Research Conclusions and Significance

This study demonstrates the feasibility of achieving efficient and precise base editing in human and non-human primate retinas, providing a new strategy for gene therapy of Stargardt disease. The results show that AAV-based adenine base editing technology can efficiently correct the c.5882G>A mutation in the ABCA4 gene, with significant editing effects observed in cone cells and RPE cells. Additionally, by optimizing the packaging efficiency of the AAV vector, the research team further improved the efficiency of base editing and reduced the required vector dose.

Research Highlights

  1. Efficient Base Editing: This study achieved efficient base editing in human and non-human primate retinas, providing a new strategy for gene therapy of Stargardt disease.
  2. Precision: The results show that base editing exhibits high precision at the target site, with no detectable off-target editing.
  3. Optimized AAV Vector: By optimizing the packaging efficiency of the AAV vector, the research team further improved the efficiency of base editing and reduced the required vector dose.
  4. Validation in Non-Human Primate Models: The efficiency of base editing was validated in non-human primate models, providing important references for clinical trials.

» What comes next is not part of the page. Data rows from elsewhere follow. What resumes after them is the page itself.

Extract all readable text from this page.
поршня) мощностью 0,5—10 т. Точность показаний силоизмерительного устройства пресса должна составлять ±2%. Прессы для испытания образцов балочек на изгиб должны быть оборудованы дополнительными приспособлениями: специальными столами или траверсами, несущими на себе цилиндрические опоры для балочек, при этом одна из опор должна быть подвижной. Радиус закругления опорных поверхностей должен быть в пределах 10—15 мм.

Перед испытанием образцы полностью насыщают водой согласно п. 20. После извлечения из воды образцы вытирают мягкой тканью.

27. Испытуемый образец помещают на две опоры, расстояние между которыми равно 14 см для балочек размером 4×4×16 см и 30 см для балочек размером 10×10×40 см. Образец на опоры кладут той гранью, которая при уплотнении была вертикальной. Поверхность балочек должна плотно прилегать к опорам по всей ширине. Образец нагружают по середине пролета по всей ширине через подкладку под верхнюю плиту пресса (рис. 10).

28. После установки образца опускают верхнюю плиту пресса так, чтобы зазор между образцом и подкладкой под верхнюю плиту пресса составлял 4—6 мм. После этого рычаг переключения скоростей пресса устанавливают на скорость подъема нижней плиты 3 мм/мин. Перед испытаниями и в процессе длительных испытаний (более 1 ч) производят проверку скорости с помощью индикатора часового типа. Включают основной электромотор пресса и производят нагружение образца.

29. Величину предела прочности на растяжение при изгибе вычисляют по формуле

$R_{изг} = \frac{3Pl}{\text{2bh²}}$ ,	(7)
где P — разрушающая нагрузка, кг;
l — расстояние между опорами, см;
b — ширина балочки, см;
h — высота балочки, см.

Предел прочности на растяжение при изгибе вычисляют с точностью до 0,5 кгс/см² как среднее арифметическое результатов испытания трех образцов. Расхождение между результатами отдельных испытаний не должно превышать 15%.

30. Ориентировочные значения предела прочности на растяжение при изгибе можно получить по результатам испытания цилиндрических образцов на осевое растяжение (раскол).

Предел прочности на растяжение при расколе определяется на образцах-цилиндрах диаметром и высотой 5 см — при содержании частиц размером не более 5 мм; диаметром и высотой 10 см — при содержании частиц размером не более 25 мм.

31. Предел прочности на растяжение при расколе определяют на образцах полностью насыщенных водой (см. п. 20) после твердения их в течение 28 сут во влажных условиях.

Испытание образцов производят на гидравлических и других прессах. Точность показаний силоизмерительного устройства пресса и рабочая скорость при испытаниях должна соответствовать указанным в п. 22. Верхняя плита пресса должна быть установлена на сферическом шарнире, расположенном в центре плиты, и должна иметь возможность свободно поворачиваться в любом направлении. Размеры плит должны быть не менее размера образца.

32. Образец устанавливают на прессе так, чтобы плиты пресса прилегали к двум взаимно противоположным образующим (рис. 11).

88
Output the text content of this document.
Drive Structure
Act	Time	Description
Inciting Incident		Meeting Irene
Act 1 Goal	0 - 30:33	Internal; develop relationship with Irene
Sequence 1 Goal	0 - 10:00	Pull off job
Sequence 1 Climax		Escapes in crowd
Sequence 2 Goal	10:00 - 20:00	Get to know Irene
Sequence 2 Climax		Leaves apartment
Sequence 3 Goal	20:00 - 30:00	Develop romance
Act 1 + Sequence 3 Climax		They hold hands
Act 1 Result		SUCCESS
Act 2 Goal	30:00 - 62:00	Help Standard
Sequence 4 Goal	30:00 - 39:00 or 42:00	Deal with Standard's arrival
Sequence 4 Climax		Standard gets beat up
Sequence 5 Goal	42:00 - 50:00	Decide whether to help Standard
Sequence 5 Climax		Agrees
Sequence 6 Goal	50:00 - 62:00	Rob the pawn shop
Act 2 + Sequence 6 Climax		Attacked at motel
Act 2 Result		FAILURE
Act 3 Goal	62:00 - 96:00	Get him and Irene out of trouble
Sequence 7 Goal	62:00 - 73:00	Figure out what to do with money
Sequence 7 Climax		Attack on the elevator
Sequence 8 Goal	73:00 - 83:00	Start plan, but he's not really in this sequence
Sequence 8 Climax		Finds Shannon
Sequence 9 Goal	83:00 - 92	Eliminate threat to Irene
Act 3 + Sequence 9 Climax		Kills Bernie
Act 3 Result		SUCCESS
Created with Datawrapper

Other Valuable Information

The research team also analyzed the off-target effects of base editing through whole-genome screening. The results showed no detectable off-target editing in human explants, further demonstrating the precision of base editing. Additionally, the research team evaluated the editing efficiency of base editing in other tissues outside the retina, showing that editing was limited to the retina and RPE/choroid tissue.

The success of this study provides important references for the treatment of other hereditary retinal diseases targetable by base editing, showcasing the enormous potential of base editing technology in the treatment of genetic diseases.